Si, par ailleurs, je suis marchand et que je vends à un client qui promet de me payer dans trois mois, ma confiance porte sur la capacité fu­ture de payer de mon client. Cette confiance-là touche à la finance.

Le mot crédit, par sa racine latine credere, comporte l'idée de confiance ; mais il est intéres­sant de distinguer entre le crédit qui porte sur des choses et le crédit qui porte sur l'argent. La litté­rature créditiste fait cette distinction et différen­cie deux espèces de crédit : le crédit réel et le cré­dit financier.

Crédit réel

Lorsque les Français du dix-septième siècle vin­rent s'établir en Amérique,, ils ne se déplaçaient pas sans avoir la confiance qu'ils pourraient vivre dans la vallée du Saint-Laurent. Leur confiance reposait sur la capacité attribuée au nouveau-monde de pouvoir fournir les choses nécessaires à la vie. C'était le crédit réel du nouveau-monde.

Le colon moderne qui va se fixer en Abitibi fait confiance à l'Abitibi. Il croit que la forêt et le sol abitibiens lui permettront de vivre et d'élever une famille. C'est le crédit réel de l'Abitibi.

Un malade s'adresse à un médecin. Pourquoi ? Parce qu'il a confiance dans la science et l'habileté du médecin. C'est le crédit réel du médecin.

Le crédit réel ressort de la capacité de produire des choses ou des services répondant à des besoins.

Le crédit réel suppose : premièrement, une ca­pacité de produire des biens ; deuxièmement, des consommateurs qui veulent ces biens.

C'est la consommation qui donne de la valeur à la production.

Pour qu'il y ait confiance, il faut un sujet qui a confiance et un objet qui donne confiance.

Dès qu'il est question d'une production à offrir à d'autres, ou de biens à demander à d'autres, le crédit, la confiance intervient nécessairement. Et c'est nécessairement une confiance mutuelle, un crédit mutuel. Le producteur s'attend à trouver un consommateur qui va désirer son produit. Le consommateur s'attend à trouver un producteur qui va lui fournir le produit.

Sans l'existence actuelle ou potentielle d'un con­sommateur, la production n'a pas sa raison d'être. Sans l'existence actuelle ou potentielle de pro­duits, le consommateur cherche ailleurs pour pla­cer sa confiance.

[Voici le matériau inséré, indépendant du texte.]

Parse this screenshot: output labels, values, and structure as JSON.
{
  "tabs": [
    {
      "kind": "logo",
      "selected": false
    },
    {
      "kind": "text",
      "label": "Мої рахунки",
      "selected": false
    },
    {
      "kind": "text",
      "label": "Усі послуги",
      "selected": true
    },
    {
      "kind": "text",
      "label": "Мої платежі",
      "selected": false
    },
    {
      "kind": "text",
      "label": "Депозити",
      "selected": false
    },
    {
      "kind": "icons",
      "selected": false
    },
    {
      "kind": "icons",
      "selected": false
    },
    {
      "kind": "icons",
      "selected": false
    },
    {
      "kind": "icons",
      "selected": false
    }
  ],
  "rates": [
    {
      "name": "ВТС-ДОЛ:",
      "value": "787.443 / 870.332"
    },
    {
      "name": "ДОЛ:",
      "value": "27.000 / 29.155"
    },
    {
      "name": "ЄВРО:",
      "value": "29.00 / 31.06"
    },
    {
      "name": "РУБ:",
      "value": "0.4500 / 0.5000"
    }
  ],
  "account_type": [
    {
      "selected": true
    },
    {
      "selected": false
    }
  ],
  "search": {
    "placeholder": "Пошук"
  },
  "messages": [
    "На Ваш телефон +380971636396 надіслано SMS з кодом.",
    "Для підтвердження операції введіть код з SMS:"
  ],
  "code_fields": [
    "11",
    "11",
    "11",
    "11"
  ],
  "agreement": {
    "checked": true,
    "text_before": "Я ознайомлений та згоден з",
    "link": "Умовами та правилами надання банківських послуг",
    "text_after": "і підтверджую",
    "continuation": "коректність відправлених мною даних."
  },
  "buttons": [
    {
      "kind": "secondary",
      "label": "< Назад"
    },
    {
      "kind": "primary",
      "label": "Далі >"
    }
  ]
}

Qu'un producteur de houille transporte son charbon au milieu du désert brûlant du Sahara, quand bien même il y mettrait beaucoup d'argent, son produit n'attire aucun preneur. La présence de charbon à cet endroit ne crée aucun crédit réel, il manque le consommateur.

Par contre, qu'une équipe d'aviateurs échoue au pôle nord, leur présence à cet endroit, malgré tous leurs besoins, ne crée aucun crédit réel : il manque le producteur.

C'est pourquoi nous disons qu'un crédit réel est toujours mutuel. Nous pourrions ajouter qu'il est social. Le monde ne marche pas bien entre deux individus seulement. Les échanges sont de plus en plus multiples à mesure de la division du travail et de la spécialisation, qui est un progrès.

L'association, le groupement d'hommes dans une société, augmente considérablement le crédit réel. Non pas en collectivisant la production : la production peut rester privée, individuelle, mais elle est, globalement, immensément plus abondan­te que si chaque producteur n'avait d'autre consommateur que lui-même, ou que si chaque con­sommateur ne pouvait recourir à d'autre produc­tion que la sienne propre.

Le crédit réel est un crédit social.

Remarquons que le crédit réel ne se mesure pas seulement par l'offre actuelle de produits, mais par l'offre potentielle. Ce que comprenaient très bien les fondateurs de la Nouvelle-France.

La mesure du crédit réel d'un pays, c'est l'esti­mation de la capacité de ce pays à fournir des biens au moment et au lieu où ces biens sont re­quis (Douglas).

Le crédit financier

Et le crédit financier, qu'est-ce ?

C'est l'évaluation de la capacité de fournir de l'argent au moment et au lieu fixés.

Le crédit financier exige, lui aussi, au moins deux individus : celui qui a confiance de recevoir l'argent, celui qui inspire confiance de fournir l'argent.

On ne parle plus de producteur et de consom­mateur. On parle de créancier et de débiteur.

Le crédit fait par un marchand à son client est du crédit financier. Il a confiance d'être payé à terme.

Le crédit fait par un prêteur à l'emprunteur est du crédit financier : il a confiance d'être rembour­sé à terme.

Le crédit réel porte directement sur des choses réelles, sur des biens actuels ou possibles. Le cré­dit financier porte directement sur l'argent, sur de l'argent dont on attend la présence au moment voulu.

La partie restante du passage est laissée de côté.